Providing an SAT tutor, tennis and music lessons, or a trip to Europe to broaden cultural awareness are all frequent parental efforts to give their kids a life advantage. But none of these can compare to giving them the skills that will help them perform under pressure — it will give them the ultimate edge that will continually help them to advance themselves in life.
The fact is, most kids crumble under pressure — they perform below their capabilities when they want to do their best. I learned this truth while researching my latest NY Times Best Seller, Performing Under Pressure.
Whether it’s taking the SATs, auditioning for a school play, trying out for the tennis team, or having to play their guitar at a family gathering, pressure is likely to worsen your kid’s performance. Memory, attention, judgment, decision making, psychomotor skills are all downgraded when they are in a pressure moment— a situation in which they have something at stake and the outcome is dependent on their performance.
And if your kids are in grade school or high school, their pressure moments are only going to increase. The APA Monitor, the flagship publication of the American Psychological Association recently reported that today’s college students are under more pressure today than ever before, to the point that university counseling centers are being overwhelmed by students seeking help.
Being able to handle pressure give your son or daughter life’s ultimate edge because it allows them to perform closest to their abilities, thus increasing their chances of success. Doing your best is no guarantee of success but for sure, if your kids can’t do their best in a pressure moment, they are disadvantaged. Teaching your kids to handle pressure gives them a mobile skill that they will be able to use throughout their life. Here are four proven tips to give them so they can do their best when it matters most.
Befriend the Moment
Perceiving a pressure moment as threatening – as a ‘do or die situation’ — undermines self- confidence, elicits fear of failure, impairs attention, short -term memory, judgment and spurs impulsive behavior. Teach your kids to think of their pressure moments as an opportunity, challenge, and fun. These words are inherent performance steroids and using them (eg. “The test is an opportunity to show off your knowledge; have fun at your audition”) will help your son or daughter approach the moment with a positive attitude.

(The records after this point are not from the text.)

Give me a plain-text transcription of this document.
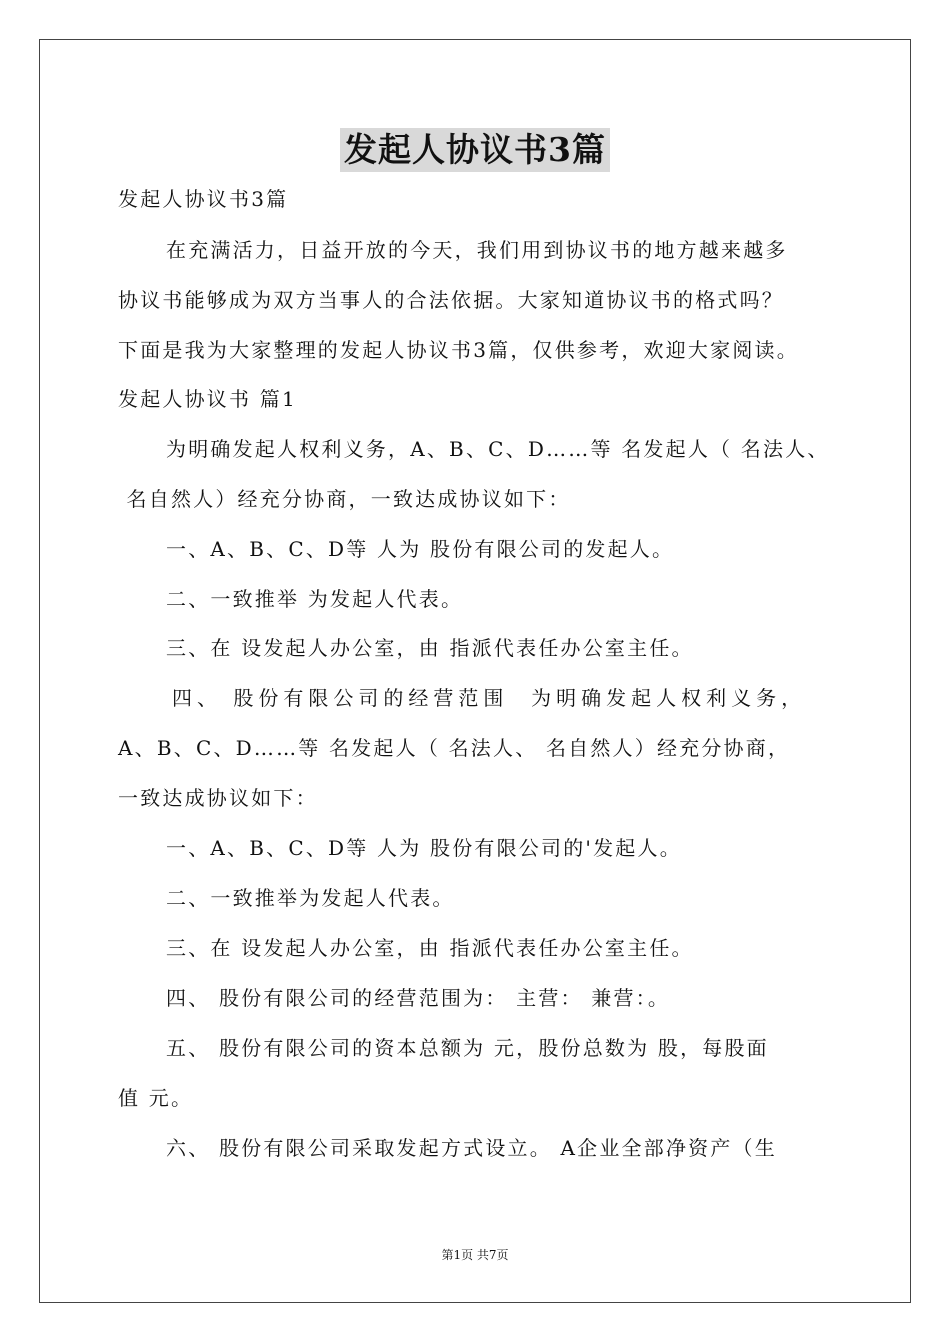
发起人协议书3篇
发起人协议书3篇
在充满活力，日益开放的今天，我们用到协议书的地方越来越多
协议书能够成为双方当事人的合法依据。大家知道协议书的格式吗？
下面是我为大家整理的发起人协议书3篇，仅供参考，欢迎大家阅读。
发起人协议书 篇1
为明确发起人权利义务，A、B、C、D……等 名发起人（ 名法人、
名自然人）经充分协商，一致达成协议如下：
一、A、B、C、D等 人为 股份有限公司的发起人。
二、一致推举 为发起人代表。
三、在 设发起人办公室，由 指派代表任办公室主任。
四、 股份有限公司的经营范围  为明确发起人权利义务，
A、B、C、D……等 名发起人（ 名法人、 名自然人）经充分协商，
一致达成协议如下：
一、A、B、C、D等 人为 股份有限公司的'发起人。
二、一致推举为发起人代表。
三、在 设发起人办公室，由 指派代表任办公室主任。
四、 股份有限公司的经营范围为： 主营： 兼营：。
五、 股份有限公司的资本总额为 元，股份总数为 股，每股面
值 元。
六、 股份有限公司采取发起方式设立。 A企业全部净资产（生
第1页 共7页
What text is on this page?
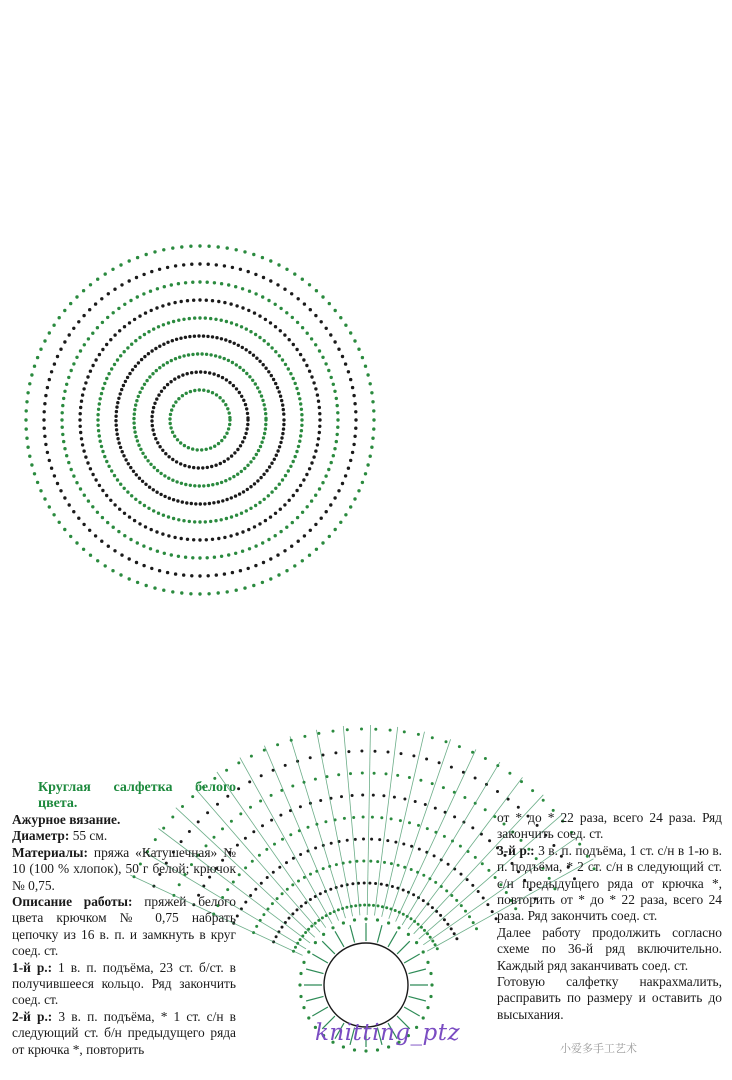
Круглая салфетка белого цвета.

Ажурное вязание.

Диаметр: 55 см.

Материалы: пряжа «Катушечная» № 10 (100 % хлопок), 50 г белой; крючок № 0,75.

Описание работы: пряжей белого цвета крючком № 0,75 набрать цепочку из 16 в. п. и замкнуть в круг соед. ст.

1-й р.: 1 в. п. подъёма, 23 ст. б/ст. в получившееся кольцо. Ряд закончить соед. ст.

2-й р.: 3 в. п. подъёма, * 1 ст. с/н в следующий ст. б/н предыдущего ряда от крючка *, повторить

от * до * 22 раза, всего 24 раза. Ряд закончить соед. ст.

3-й р.: 3 в. п. подъёма, 1 ст. с/н в 1-ю в. п. подъёма, * 2 ст. с/н в следующий ст. с/н предыдущего ряда от крючка *, повторить от * до * 22 раза, всего 24 раза. Ряд закончить соед. ст.

Далее работу продолжить согласно схеме по 36-й ряд включительно. Каждый ряд заканчивать соед. ст.

Готовую салфетку накрахмалить, расправить по размеру и оставить до высыхания.

knitting_ptz
小爱多手工艺术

Adolescents and young children typically believe that a pressure moment is their only chance to prove themselves, and thus make the moment the “most important” of their lives; exaggerating the importance increases the pressure they are likely to experience. Teach your children to see their pressure moments—be it a test or sporting event—as just one of many opportunities that will come their way.
Write off Pressure
It’s the night before your daughter’s audition, son’s big game, or SATs and their worried — how can you help reduce their pressure feelings? Spare the pep talk. Instead instruct your son or daughter to write out his or her concerns. Worrying diminishes processing power in our brains. A wide body of research shows that writing about your concerns before a pressure moment diminishes worry thoughts, enabling your son or daughter to stay focused and do their best. Expressing their concerns in writing will also provide them (and you) with insights about their sources of pressure.
Anticipate, Anticipate, Anticipate
What if your guitar string breaks in the middle of your audition? What if the test is an essay instead of a multiple choice? Most kids are thrown off course by the unexpected. Teach your kids to anticipate glitches and to mentally rehearse strategies for dealing with them. They will learn to be adaptive in pressure situations, and maintain their composure so they can do their best.
Highlight Their Successes
Success is a great confidence booster. Get your kids in the habit of frequently “flashing back” to their successes, especially seconds before they need to deliver the goods. “I’ve done this many times” is a thought that once habituated, will help reduce the pressure of their moments. Pay attention to your child’s successes so you will have many examples to help him or her remember that they are competent individuals and that their best efforts can allow them to meet challenges more often than not.
Are you kids afraid to tell you they feel pressure? Too many kids, especially adolescents and young adults keep their feelings of pressure to themselves. You don’t have to be a psychologist to know that this is a poor way for them to cope and can lead to feelings of anxiety, depression, eating disorders, and suicidal ideation.
Encourage your kids to share their feelings about the pressures they experience. Help them problem solve by validating their feelings, clarifying their thoughts, and providing options for how they can navigate their life effectively. High school and college kids are under pressure –competition is a major source of this pressure. Modeling and attitude based around the idea that you should “focus on doing your best, not beating the other guy” will give them skills in reducing the pressure they feel. Sharing your own feelings of pressure and how you deal with them will give them ideas about how to manage their own pressure: be a pressure management model.
Pressure is an inherent part of life. The sooner you teach your kids how to perform under pressure, the sooner you’ll give them life’s ultimate edge.